En route vers le sevrage

Nous y sommes : le début de la fin.

Je m'étais dit que j'irai jusqu'au sevrage naturel. Finalement l'aventure se déroule autrement.




Nos tétées, ce sont des moments d'Amour, de partage, de regards tendres et uniques, de complicité, de rigolade, de douceur, de repas. Oui, je mets ce mot en dernier. N'oublions pas qu'elle a 26 mois : elle mange comme nous à table, prend le petit déjeuner, le goûter, le déjeuner, le goûter, le dîner.

Nos tétées, c'est aussi des moments où le bout de sein souffre d'être gardé en bouche pendant le sommeil du tout petit, où l'enfant bouge tellement que cela devient désagréable, des nuits où mamans est fatiguée et a mal au dos à force de se positionner au mieux pour que bébé se sente bien, etc.

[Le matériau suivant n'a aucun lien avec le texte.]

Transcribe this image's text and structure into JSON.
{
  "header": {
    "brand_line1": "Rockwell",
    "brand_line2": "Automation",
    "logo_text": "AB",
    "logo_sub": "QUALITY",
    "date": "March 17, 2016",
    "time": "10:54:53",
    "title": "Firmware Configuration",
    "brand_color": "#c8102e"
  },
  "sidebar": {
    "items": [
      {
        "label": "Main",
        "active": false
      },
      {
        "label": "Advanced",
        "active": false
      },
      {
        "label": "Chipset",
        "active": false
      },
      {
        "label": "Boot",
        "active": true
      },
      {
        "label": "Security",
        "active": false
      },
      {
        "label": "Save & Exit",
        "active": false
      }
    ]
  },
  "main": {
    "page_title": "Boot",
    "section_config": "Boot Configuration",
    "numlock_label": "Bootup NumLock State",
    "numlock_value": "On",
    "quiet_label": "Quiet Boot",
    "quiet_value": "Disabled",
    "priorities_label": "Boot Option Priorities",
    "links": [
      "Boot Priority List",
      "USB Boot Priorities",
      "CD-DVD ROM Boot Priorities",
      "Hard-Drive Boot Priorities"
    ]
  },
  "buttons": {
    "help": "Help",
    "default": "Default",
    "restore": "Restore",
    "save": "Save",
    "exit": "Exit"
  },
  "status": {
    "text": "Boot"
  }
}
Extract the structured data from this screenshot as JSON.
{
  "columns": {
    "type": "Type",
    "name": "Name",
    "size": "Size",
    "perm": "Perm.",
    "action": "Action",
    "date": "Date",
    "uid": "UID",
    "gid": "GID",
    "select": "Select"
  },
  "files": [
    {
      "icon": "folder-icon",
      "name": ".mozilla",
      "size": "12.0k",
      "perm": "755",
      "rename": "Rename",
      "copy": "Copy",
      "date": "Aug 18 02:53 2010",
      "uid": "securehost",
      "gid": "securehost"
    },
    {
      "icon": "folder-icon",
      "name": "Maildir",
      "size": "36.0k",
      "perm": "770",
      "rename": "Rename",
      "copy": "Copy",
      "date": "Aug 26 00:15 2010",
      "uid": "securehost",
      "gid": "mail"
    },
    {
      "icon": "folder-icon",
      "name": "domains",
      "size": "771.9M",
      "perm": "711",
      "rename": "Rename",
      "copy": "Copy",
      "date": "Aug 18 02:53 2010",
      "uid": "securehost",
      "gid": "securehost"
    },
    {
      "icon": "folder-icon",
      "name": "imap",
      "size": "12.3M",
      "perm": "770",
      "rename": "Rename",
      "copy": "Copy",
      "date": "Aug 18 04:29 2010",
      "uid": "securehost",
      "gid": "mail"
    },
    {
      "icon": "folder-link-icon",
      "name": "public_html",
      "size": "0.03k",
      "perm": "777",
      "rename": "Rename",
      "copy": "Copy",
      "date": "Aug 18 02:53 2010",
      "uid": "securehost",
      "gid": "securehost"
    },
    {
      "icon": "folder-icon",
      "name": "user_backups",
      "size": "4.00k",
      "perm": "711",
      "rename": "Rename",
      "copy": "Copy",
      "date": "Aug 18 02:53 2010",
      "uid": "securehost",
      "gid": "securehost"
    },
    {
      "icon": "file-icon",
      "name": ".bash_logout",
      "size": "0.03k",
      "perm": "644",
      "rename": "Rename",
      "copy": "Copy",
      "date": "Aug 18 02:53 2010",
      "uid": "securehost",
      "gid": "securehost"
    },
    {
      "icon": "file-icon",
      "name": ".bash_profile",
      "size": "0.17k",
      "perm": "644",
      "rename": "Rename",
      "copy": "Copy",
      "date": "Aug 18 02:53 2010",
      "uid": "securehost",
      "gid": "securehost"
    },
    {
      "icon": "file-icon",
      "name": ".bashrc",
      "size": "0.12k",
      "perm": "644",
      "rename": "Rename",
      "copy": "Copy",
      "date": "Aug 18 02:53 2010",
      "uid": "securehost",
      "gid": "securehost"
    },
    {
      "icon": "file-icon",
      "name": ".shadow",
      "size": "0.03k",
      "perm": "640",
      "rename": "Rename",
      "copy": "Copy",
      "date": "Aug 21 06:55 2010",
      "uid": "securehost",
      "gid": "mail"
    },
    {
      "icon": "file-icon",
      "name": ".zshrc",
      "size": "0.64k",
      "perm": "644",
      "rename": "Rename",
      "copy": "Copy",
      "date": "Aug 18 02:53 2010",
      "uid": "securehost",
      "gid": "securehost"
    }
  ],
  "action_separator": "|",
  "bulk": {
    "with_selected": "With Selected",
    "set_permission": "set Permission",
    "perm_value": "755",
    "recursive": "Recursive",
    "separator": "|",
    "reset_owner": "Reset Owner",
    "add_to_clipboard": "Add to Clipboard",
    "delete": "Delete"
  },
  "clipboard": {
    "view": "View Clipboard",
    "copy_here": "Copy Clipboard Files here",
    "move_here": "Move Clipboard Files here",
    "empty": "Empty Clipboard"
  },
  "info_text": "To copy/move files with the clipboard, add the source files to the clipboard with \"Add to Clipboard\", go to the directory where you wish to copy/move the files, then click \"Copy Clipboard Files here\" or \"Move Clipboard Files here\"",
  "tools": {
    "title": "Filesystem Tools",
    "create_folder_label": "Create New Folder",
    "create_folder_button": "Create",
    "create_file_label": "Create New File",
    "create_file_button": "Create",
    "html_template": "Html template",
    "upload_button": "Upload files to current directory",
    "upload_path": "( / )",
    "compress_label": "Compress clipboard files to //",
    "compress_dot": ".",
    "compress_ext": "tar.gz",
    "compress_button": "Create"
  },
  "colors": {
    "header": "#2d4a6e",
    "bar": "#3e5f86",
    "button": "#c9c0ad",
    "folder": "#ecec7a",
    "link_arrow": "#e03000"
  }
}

Nos tétées, c'est vraiment tout ça en même temps ! C'est-à-dire que je pourrais bien en 10 minutes rouspéter à cause d'un mamelon tripoté et me dire juste après : "Oooohhh, ce regard intense qu'elle me lance, c'est bien ça le bonheur !".


Tout de même, il m'est arrivé de voir plus d'inconvénients que d'"avantages". Et même en tentant de réduire les inconvénients, je me suis rendue compte petit à petit que cela devenait de moins en moins agréable pour moi de donner le sein à ma fille. Avec Super Papa, on s'est mis d'accord sur le fait d'arrêter l'allaitement, petit à petit, en douceur.


Mais vous pensez bien, il y en a une qui était moins d'accord que nous.

Théa n'est pas prête à arrêter complètement de téter. Ce n'était pas ce que je lui proposais, mais j'ai l'impression que c'est ce qu'elle a compris.

Il y a diverses manières de tendre vers l'arrêt de l'allaitement, et je ne pourrais témoigner de ce que j'ai testé, évidemment.


Depuis quelques semaines, j'ai introduit quelques variantes aux tétées, au fur et à mesure :

-proposer une autre boisson à la place du lait maternel : lait artificiel, eau, jus

-un seul sein à la fois au lieu des deux pendant une tétée

-non accès aux deux seins (pour moi, ceci a été salutaire : fini les tripotages qui me faisaient grimacer)

-un temps limité (elle s'amusait à compter sur ses doigts, prenait une certaine quantité de lait et s'arrêtait au bout du comptage)

-faire lâcher le sein pendant le sommeil : ça y est, on a une bonne technique maintenant !

-refus du sein lorsque je savais que ce serait déplaisant pour moi sur le moment, etc.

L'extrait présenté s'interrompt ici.